Cho Oyu - La Dea Turchese

Cho Oyu - La Dea Turchese

Con i suoi 8202 metri il Cho Oyu, nella lingua tibetana “Dea Turchese”, è la sesta montagna più alta della terra. Insieme all’Everest, al Makalu e al Lothse, si trova sulla linea di confine tra Nepal e Tibet, così nelle vallate e sugli altipiani del versante meridionale vivono gli sherpa, a nord i tibetani. A circa 6000 metri di altezza, alla base occidentale della montagna, si apre il passo Nangpa La, il più alto del mondo regolarmente utilizzato, nodo cruciale della migrazione storica degli sherpa, da cui hanno transitato da sempre gli abitanti dell’Himalaya per svolgere i loro traffici. I tibetani si recavano al sud per acquistare grano e tessuti, mentre gli sherpa si rifornivano di sale, pelli, lane e yak dai vicini tibetani (anche se dal 1959 è vietato a chiunque entrare e uscire attraverso il valico, posto sotto il controllo delle autorità cinesi). Nel 1952 una spedizione britannica sotto la guida di Eric Shipton, con alpinisti del calibro di Edmund Hillary (che un anno dopo salirà sulla vetta dell’Everest) e George Lowe, tentano l’assalto all’Ottomila, ma si fermano alla base del ripido seracco a 6800 metri. Due anni più tardi, il 19 ottobre del 1954, la spedizione dell’austriaco Herbert Tichy, insieme a Sepp Jöckler, al dottor Helmut Heuberger e a sette sherpa, conquista la vetta senza ricorrere all’ossigeno. È da questo momento che la comunità alpinistica internazionale inizia ad interessarsi al Cho Oyu. Nel 1983 Messner, insieme ad Hans Kammerlander, Michl Dachler ed un gruppetto di sherpa, affrontano l’ascensione del Cho Oyu dal versante sud-ovest, non in cerca di un nuovo record alpinistico, bensì alla scoperta della forza mitica che emana il passo Nangpa La e soprattutto del significato e della sacralità della montagna, da cui gli himalayani si sentono protetti...

Cho Oyu. La Dea Turchese, non è solo la storia della prima ascensione all’Ottomila ad opera di Herbert Tichy, del tentativo dell’inglese Eric Shipton, ancora prima, e dell’impresa di Messner nel 1983. Se fosse solo questo potremmo classificare il testo nel genere della cronaca, vale a dire della ricostruzione cronologica dei fatti, arricchita da stralci di testimonianze dei protagonisti delle imprese.
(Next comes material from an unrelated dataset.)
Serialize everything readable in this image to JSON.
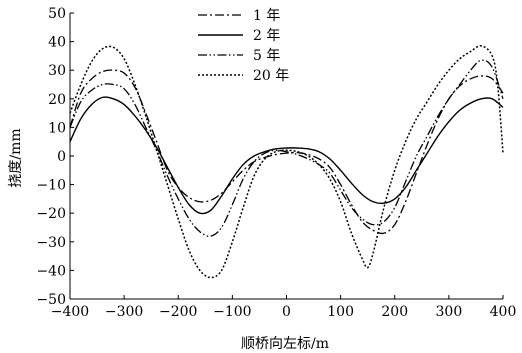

In realtà sfogliando le pagine del libro si apprendono curiosità, aspetti storici e antropologici degli sherpa, che in origine furono degli immigrati in Himalaya, provenienti dalla provincia orientale del Kham, da loro chiamata Salmo Gang (infatti Shar in tibetano significa “Oriente, Levante, Est” e pa equivale a “uomo, persona, gente”, da cui sher-pa, appunto “uomo che proviene dall’Est”). La ricostruzione storica dell’esodo degli sherpa, che deve farsi risalire al quattordicesimo secolo, è ben documentata nel saggio di Fosco Maraini, all’interno del testo. La lettura di questo libro non si rivolge solo agli amanti dell’alpinismo in senso stretto, ma anche a coloro che sono affascinati dalla cultura, dalla storia, dalle condizioni di vita e soprattutto dalla religione di questo popolo, il buddismo tibetano della scuola Kagyupa, la più antica setta del lamaismo, caratterizzato anche da un forte animismo (costoro ritengono che Dei e demoni vivano nelle grotte, nelle foreste, nei torrenti, anche sulle vette più elevate). Arricchiscono il libro un elenco di tutte le ascensioni al Cho Oyu, dal 1954 al 2012, una serie di fotografie dei sahib, così vengono chiamati gli alpinisti impegnati nelle spedizioni, dei portatori sherpa e dei loro capi, i sirdar, dei villaggi e casupole di questa popolazione, dei crepacci e delle creste innevate, oltre ad una ricca bibliografia delle pubblicazioni più significative sugli sherpa, sul Tibet e sul Cho Oyu (per chi volesse approfondire gli argomenti trattati).